Wednesday, 15 December 2010

Nativity Play


(Dedicated to Roth-Vizi Réka)

The Arnolfini Marriage by Jan Van Eyck in 1434
A child ruthlessly changes the course of a mother’s life. It is a biological process through which they both undergo and never look back, there is no past, just future. A few thousand years ago a woman had underwent such a process, however the lives changed by this particular process were far more numerous than expected. Funny how an umbilical cord-based relationship can change the whole course of History. 
Yet, we celebrate this very umbilical cord at the end of the current month, respectively year. 

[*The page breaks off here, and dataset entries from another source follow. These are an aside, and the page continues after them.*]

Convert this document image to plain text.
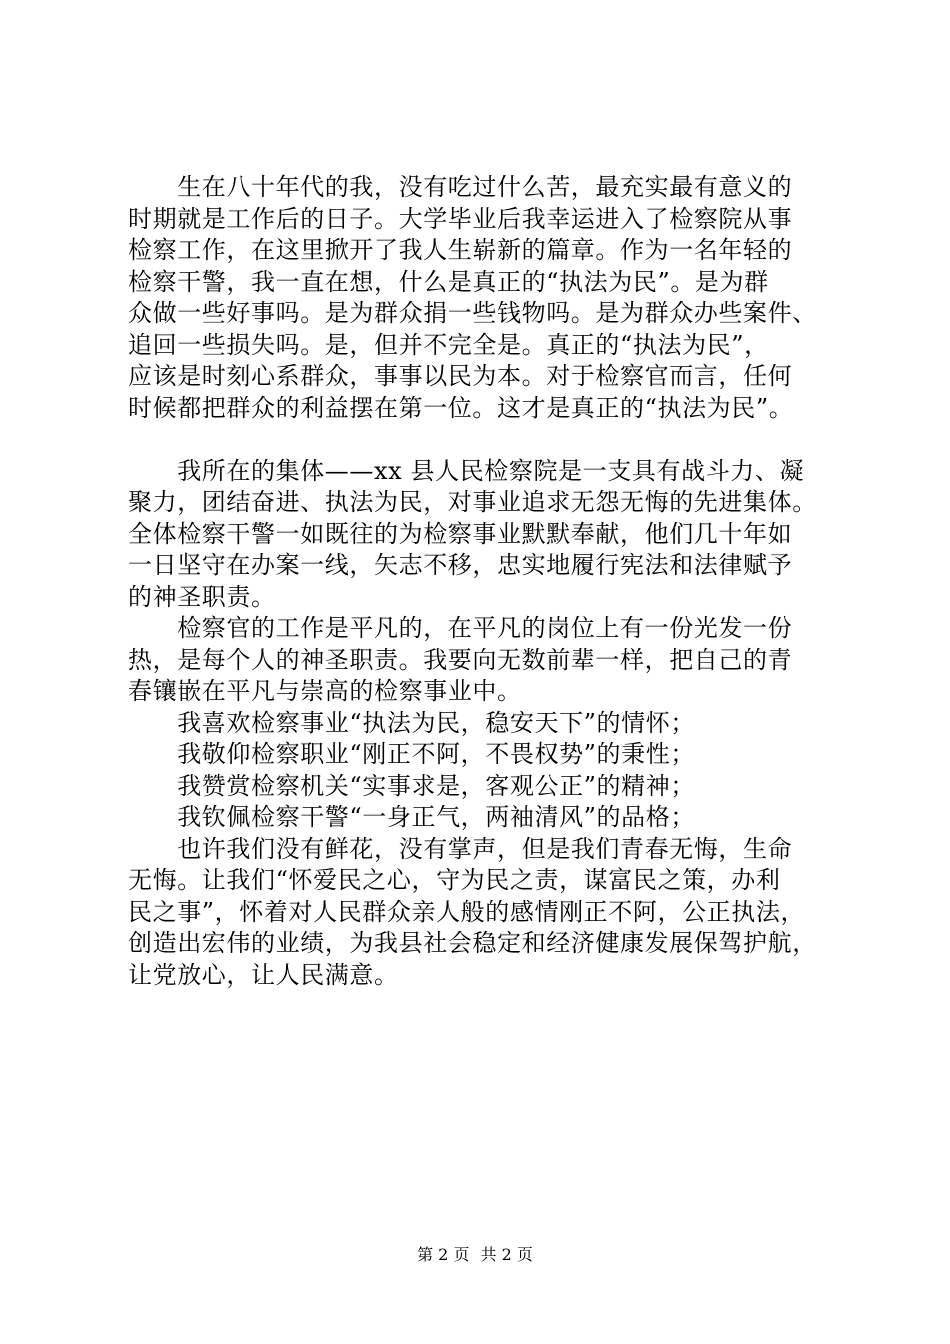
　　生在八十年代的我，没有吃过什么苦，最充实最有意义的
时期就是工作后的日子。大学毕业后我幸运进入了检察院从事
检察工作，在这里掀开了我人生崭新的篇章。作为一名年轻的
检察干警，我一直在想，什么是真正的“执法为民”。是为群
众做一些好事吗。是为群众捐一些钱物吗。是为群众办些案件、
追回一些损失吗。是，但并不完全是。真正的“执法为民”，
应该是时刻心系群众，事事以民为本。对于检察官而言，任何
时候都把群众的利益摆在第一位。这才是真正的“执法为民”。
　　我所在的集体——xx 县人民检察院是一支具有战斗力、凝
聚力，团结奋进、执法为民，对事业追求无怨无悔的先进集体。
全体检察干警一如既往的为检察事业默默奉献，他们几十年如
一日坚守在办案一线，矢志不移，忠实地履行宪法和法律赋予
的神圣职责。
　　检察官的工作是平凡的，在平凡的岗位上有一份光发一份
热，是每个人的神圣职责。我要向无数前辈一样，把自己的青
春镶嵌在平凡与崇高的检察事业中。
　　我喜欢检察事业“执法为民，稳安天下”的情怀；
　　我敬仰检察职业“刚正不阿，不畏权势”的秉性；
　　我赞赏检察机关“实事求是，客观公正”的精神；
　　我钦佩检察干警“一身正气，两袖清风”的品格；
　　也许我们没有鲜花，没有掌声，但是我们青春无悔，生命
无悔。让我们“怀爱民之心，守为民之责，谋富民之策，办利
民之事”，怀着对人民群众亲人般的感情刚正不阿，公正执法，
创造出宏伟的业绩，为我县社会稳定和经济健康发展保驾护航，
让党放心，让人民满意。
第 2 页 共 2 页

Wednesday, 17 November 2010

Pigeon of Fog


Rain in November used to be cold, foreshadowing the next month of frost and savage winter. Yet, this November with its still dry grounds and soft airy nights under the oak tree brings us the surprise of not seeing your breath materializing in the atmosphere of the night. Even more so in the morning the fresh row fog lightly caresses your ear and forehead, as a voice of someone missing.
With this rather prosaic description I think of November as a missionary, or an agent of the missing.

Thursday, 21 October 2010

Dedicated to Flora


There are things that live, or do not live it depends on what we want to believe about these things above mentioned. It is even more interesting when you yourself have the utmost power  of decision about there mere existence. Whichever you decide no comfort of the right decision will enlighten your days, because there is no such thing.
Lovely as it is the autumn morning with its misty fogs and fox-like tree leaves its coldness numbs our feet.    

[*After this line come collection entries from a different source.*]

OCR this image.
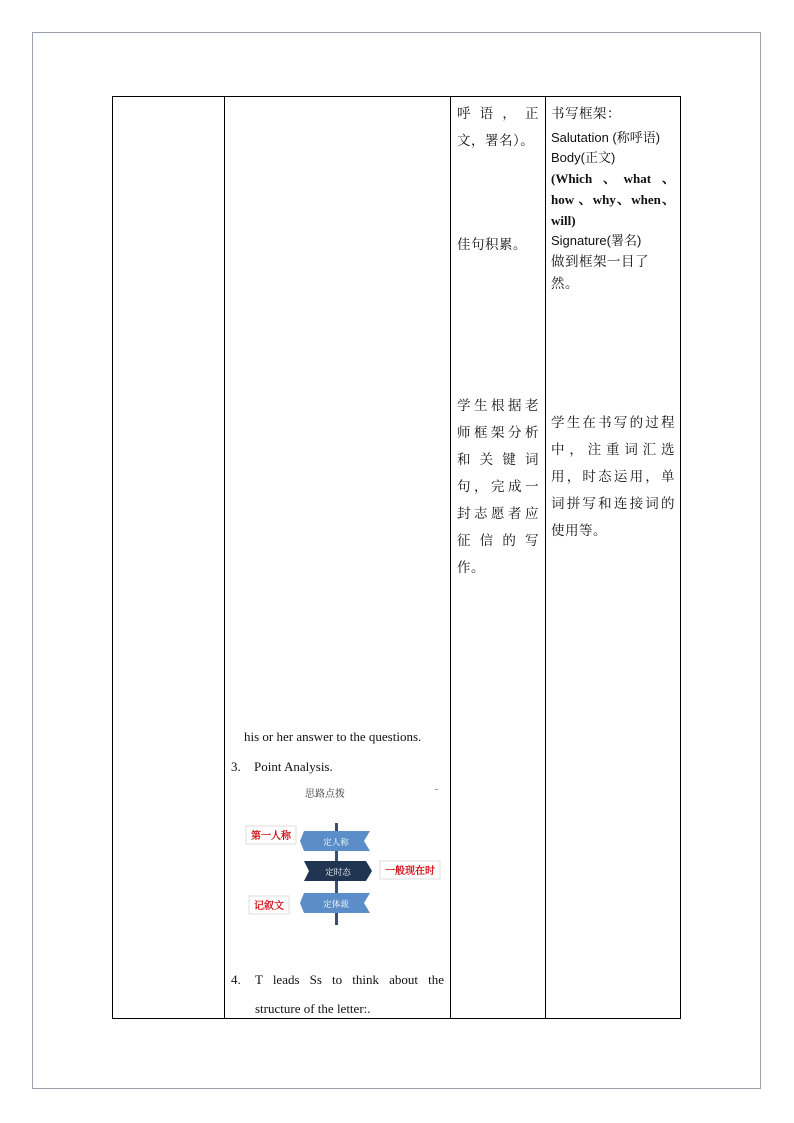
呼语，正文，署名）。
佳句积累。
学生根据老师框架分析和关键词句，完成一封志愿者应征信的写作。
书写框架：
Salutation (称呼语)
Body(正文)
(Which 、what 、how 、why、when、will)
Signature(署名)
做到框架一目了然。
学生在书写的过程中，注重词汇选用，时态运用，单词拼写和连接词的使用等。
his or her answer to the questions.
3. Point Analysis.
思路点拨
定人称
定时态
定体裁
第一人称
一般现在时
记叙文
4. T leads Ss to think about the
structure of the letter:.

Wednesday, 15 September 2010

September


For every person there is a time of the year, when he or she revises the last year’s events and compares it to the former one. Schoolgirl running past the lane dressed in bluish uniforms, her feet playing with the falling leaves, is a more than idyllic image of autumn. One “must have” of the autumn imagery are chestnuts. Those little jewels of the autumn damsel are inevitable. But what might be the sign colour of this autumnal trend. Surely there is a large range of possible choices. However, the most subjective voice of this paragraph is in favor of brown, rotten brown, rotten to the core of the branches.   

Sunday, 9 May 2010

The Largest Coffee Cup


Andy Warhol, Cup and Saucer, 1962
Space. Since the theory of relativity adjectives like large, eternal, sightlessly remote or minuscule are all blurred for me, there are times when I cannot distinguish the space laying in an autumnal park, from that of the inside of a coffee cup. I sometimes like to merge these and thus get a pretty park in a white China Town coffee cup. Whether is pleasantly large or ‘out of space’ depends only on my mood.  However, I righteously associate more space with pleasant and less space with unpleasant circumstances.

This city is way too little to squeeze itself into my China coffee cup.